Affaire Google : la CJCE a tranché
Publié le 22/03/2010 par Arnaud Dimeglio
Le 23 mars 2010, la CJCE a répondu aux questions préjudicielles de la Cour de cassation concernant la contrefaçon de marque dans Google du fait de l’achat de mots clefs par des annonceurs. La Cour émet trois solutions :
1) La contrefaçon de marque par l’annonceur
Selon la CJCE, peut être condamné sur le fondement de la contrefaçon de marque, l’annonceur qui fait de la publicité, à partir d’un mot clé identique à une marque et pour des produits ou des services identiques à ceux pour lesquels ladite marque est enregistrée. La CJCE ajoute que cette contrefaçon a lieu lorsque ladite publicité ne permet pas, ou permet seulement difficilement à l’internaute moyen, de savoir si les produits ou les services visés par l’annonce proviennent du titulaire de la marque, d’une entreprise économiquement liée à celui-ci ou, au contraire, d’un tiers.
Dans ses conclusions du 22 septembre 2009, l’Avocat général avait quant à lui affirmé le contraire, en précisant que l’usage d’une marque par l’annonceur ne constituait pas en soi une contrefaçon de marque.
La CJCE inverse ainsi la solution préconisée par l’avocat général, et rejoint celle généralement admise jusqu’ici par les tribunaux.
En revanche, il semble qu’elle ait éludé la question de l’usage de marque non pas à l’identique mais de manière imitée, et l’usage de marque pour des produits ou services non pas identiques mais similaires à ceux visés dans l’acte d’enregistrement de la marque.
2) L’absence de contrefaçon de marque par Google
Concernant Google, la CJCE estime qu’il ne commet pas de contrefaçon de marque. En effet, selon la Cour, le prestataire d’un service de référencement sur Internet qui stocke en tant que mot clé un signe identique à une marque, et organise l’affichage d’annonces à partir de celui-ci, ne fait pas un usage de ce signe au sens du droit européen des marques.
Il en résulte que le fait pour la société Google d’offrir et de commercialiser des mots clefs identiques à des marques ne commet pas en soi de contrefaçon de marque.
A la différence de la précédente, cette solution rejoint les conclusions de l’Avocat général. Elle est en revanche contraire aux solutions ayant donné lieu aux affaires en cours, et la Cour de cassation devra par conséquent « casser » les arrêts entrepris qui concluent à la contrefaçon de marque par la société Google, et renvoyer devant une nouvelle Cour d’appel laquelle devra à nouveau statuer au regard de la décision rendue par la CJCE.
3) La qualité de fournisseur d’hébergement de Google
Selon enfin la CJCE, Google peut être qualifié de fournisseur d’hébergement dans la mesure où, en sa qualité de prestataire, il n’a pas joué un rôle actif dans la connaissance ou le contrôle des données stockées.

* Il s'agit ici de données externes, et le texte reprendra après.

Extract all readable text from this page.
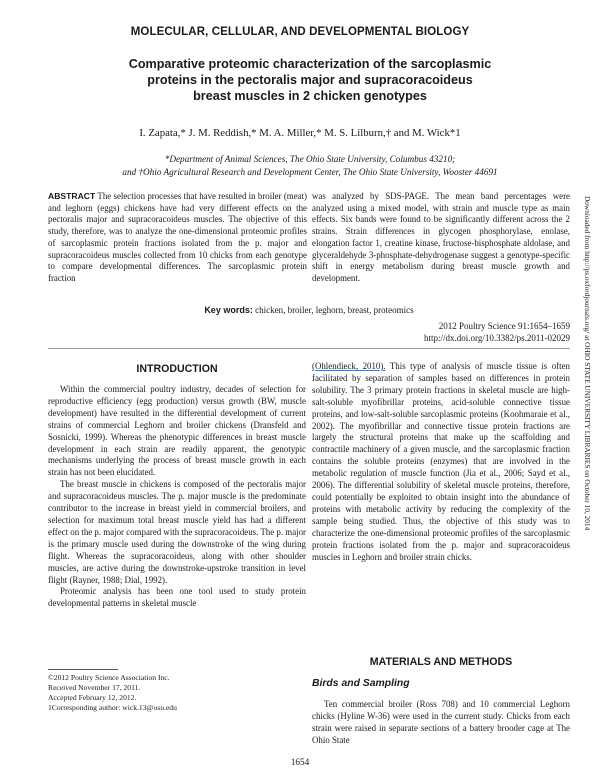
MOLECULAR, CELLULAR, AND DEVELOPMENTAL BIOLOGY
Comparative proteomic characterization of the sarcoplasmic
proteins in the pectoralis major and supracoracoideus
breast muscles in 2 chicken genotypes
I. Zapata,* J. M. Reddish,* M. A. Miller,* M. S. Lilburn,† and M. Wick*1
*Department of Animal Sciences, The Ohio State University, Columbus 43210;
and †Ohio Agricultural Research and Development Center, The Ohio State University, Wooster 44691
ABSTRACT The selection processes that have resulted in broiler (meat) and leghorn (eggs) chickens have had very different effects on the pectoralis major and supracoracoideus muscles. The objective of this study, therefore, was to analyze the one-dimensional proteomic profiles of sarcoplasmic protein fractions isolated from the p. major and supracoracoideus muscles collected from 10 chicks from each genotype to compare developmental differences. The sarcoplasmic protein fraction
was analyzed by SDS-PAGE. The mean band percentages were analyzed using a mixed model, with strain and muscle type as main effects. Six bands were found to be significantly different across the 2 strains. Strain differences in glycogen phosphorylase, enolase, elongation factor 1, creatine kinase, fructose-bisphosphate aldolase, and glyceraldehyde 3-phosphate-dehydrogenase suggest a genotype-specific shift in energy metabolism during breast muscle growth and development.
Key words: chicken, broiler, leghorn, breast, proteomics
2012 Poultry Science 91:1654–1659
http://dx.doi.org/10.3382/ps.2011-02029
INTRODUCTION

Within the commercial poultry industry, decades of selection for reproductive efficiency (egg production) versus growth (BW, muscle development) have resulted in the differential development of current strains of commercial Leghorn and broiler chickens (Dransfeld and Sosnicki, 1999). Whereas the phenotypic differences in breast muscle development in each strain are readily apparent, the genotypic mechanisms underlying the process of breast muscle growth in each strain has not been elucidated.

The breast muscle in chickens is composed of the pectoralis major and supracoracoideus muscles. The p. major muscle is the predominate contributor to the increase in breast yield in commercial broilers, and selection for maximum total breast muscle yield has had a different effect on the p. major compared with the supracoracoideus. The p. major is the primary muscle used during the downstroke of the wing during flight. Whereas the supracoracoideus, along with other shoulder muscles, are active during the downstroke-upstroke transition in level flight (Rayner, 1988; Dial, 1992).

Proteomic analysis has been one tool used to study protein developmental patterns in skeletal muscle

©2012 Poultry Science Association Inc.
Received November 17, 2011.
Accepted February 12, 2012.
1Corresponding author: wick.13@osu.edu

(Ohlendieck, 2010). This type of analysis of muscle tissue is often facilitated by separation of samples based on differences in protein solubility. The 3 primary protein fractions in skeletal muscle are high-salt-soluble myofibrillar proteins, acid-soluble connective tissue proteins, and low-salt-soluble sarcoplasmic proteins (Koohmaraie et al., 2002). The myofibrillar and connective tissue protein fractions are largely the structural proteins that make up the scaffolding and contractile machinery of a given muscle, and the sarcoplasmic fraction contains the soluble proteins (enzymes) that are involved in the metabolic regulation of muscle function (Jia et al., 2006; Sayd et al., 2006). The differential solubility of skeletal muscle proteins, therefore, could potentially be exploited to obtain insight into the abundance of proteins with metabolic activity by reducing the complexity of the sample being studied. Thus, the objective of this study was to characterize the one-dimensional proteomic profiles of the sarcoplasmic protein fractions isolated from the p. major and supracoracoideus muscles in Leghorn and broiler strain chicks.

MATERIALS AND METHODS
Birds and Sampling

Ten commercial broiler (Ross 708) and 10 commercial Leghorn chicks (Hyline W-36) were used in the current study. Chicks from each strain were raised in separate sections of a battery brooder cage at The Ohio State

1654
Downloaded from http://ps.oxfordjournals.org/ at OHIO STATE UNIVERSITY LIBRARIES on October 10, 2014
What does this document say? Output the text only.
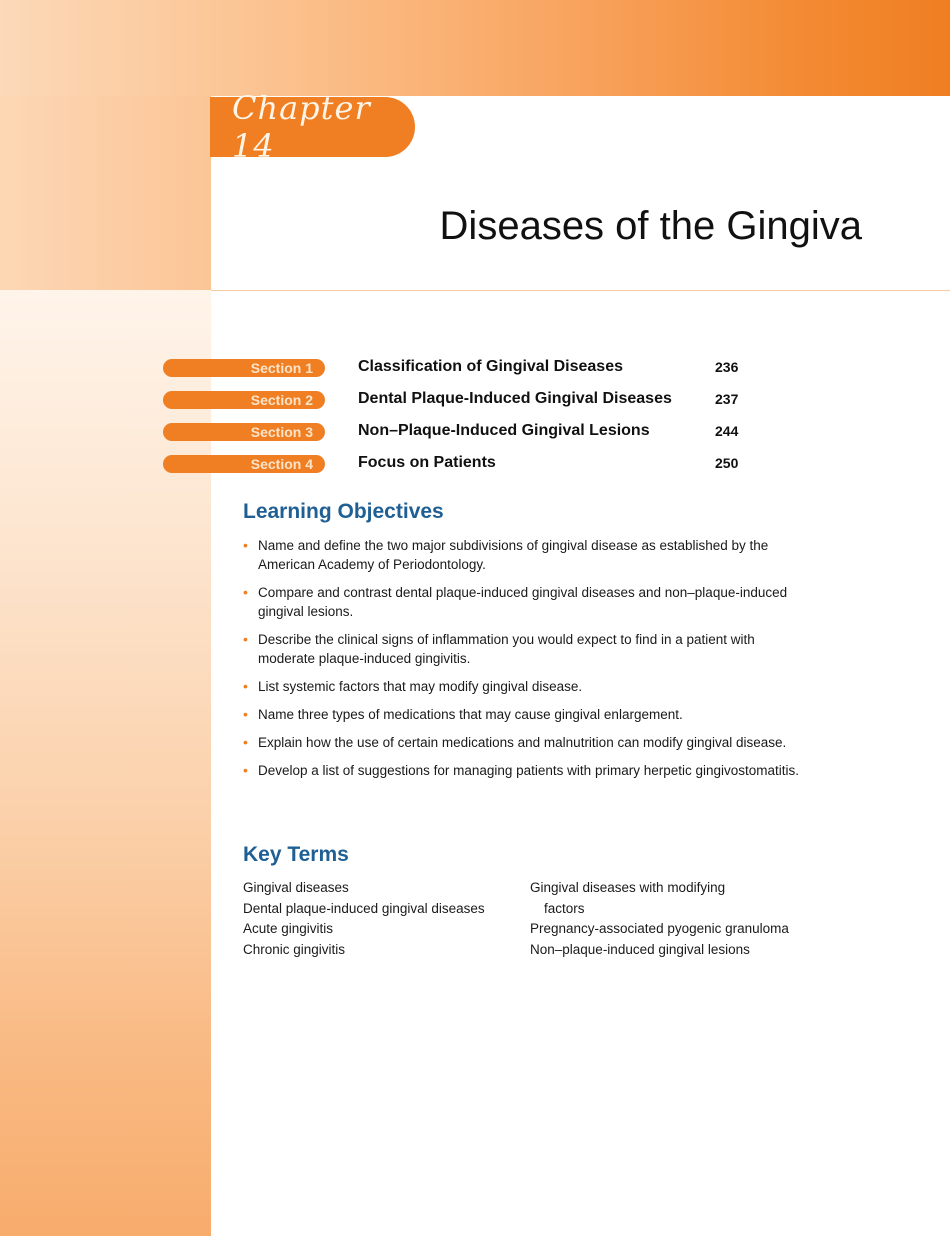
Chapter 14
Diseases of the Gingiva
Section 1	Classification of Gingival Diseases	236
Section 2	Dental Plaque-Induced Gingival Diseases	237
Section 3	Non–Plaque-Induced Gingival Lesions	244
Section 4	Focus on Patients	250
Learning Objectives
• Name and define the two major subdivisions of gingival disease as established by the American Academy of Periodontology.
• Compare and contrast dental plaque-induced gingival diseases and non–plaque-induced gingival lesions.
• Describe the clinical signs of inflammation you would expect to find in a patient with moderate plaque-induced gingivitis.
• List systemic factors that may modify gingival disease.
• Name three types of medications that may cause gingival enlargement.
• Explain how the use of certain medications and malnutrition can modify gingival disease.
• Develop a list of suggestions for managing patients with primary herpetic gingivostomatitis.
Key Terms
Gingival diseases
Dental plaque-induced gingival diseases
Acute gingivitis
Chronic gingivitis
Gingival diseases with modifying
factors
Pregnancy-associated pyogenic granuloma
Non–plaque-induced gingival lesions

A l’instar de la première solution, cette décision est contraire à celle préconisée par l’Avocat Général, et la tendance jusque là observée par les tribunaux Français concernant le service Adwords de Google.
L’Avocat Général avait en effet considéré que le service Adwords de Google ne pouvait être qualifié de service d’hébergement, laissant ainsi la place à la condamnation de la société Google sur le fondement du droit commun.
Il ne convient pas pour autant d’en conclure que Google échapperait à toute responsabilité.
La Cour a pris soin en effet de préciser, dans son dernier attendu, que si un prestataire tel que Google prend connaissance du caractère illicite des données stockées, ou de l’activité illicite de l’annonceur, il doit promptement retirer ou rendre inaccessibles lesdites données. Dans ce cas, la responsabilité de la société Google pourrait donc être engagée.
Dans l’exposé de ses motifs, la Cour ajoute en outre qu’il convient de vérifier concrètement dans chaque cas, le rôle joué par l’intermédiaire dans la rédaction de l’annonce, ou dans l’établissement ou la sélection de mots clefs. Selon le rôle actif ou passif du prestataire sa responsabilité pourrait alors être ou non engagée.
La décision de la CJCE se démarque par conséquent des conclusions de l’Avocat général, et ouvre la porte à une interprétation large de la qualification de fournisseur d’hébergement. Reste maintenant à voir comment les juridictions françaises vont « transposer » ces solutions dans les contentieux en cours contre la société Google, et de manière générale, aux autres intermédiaires techniques.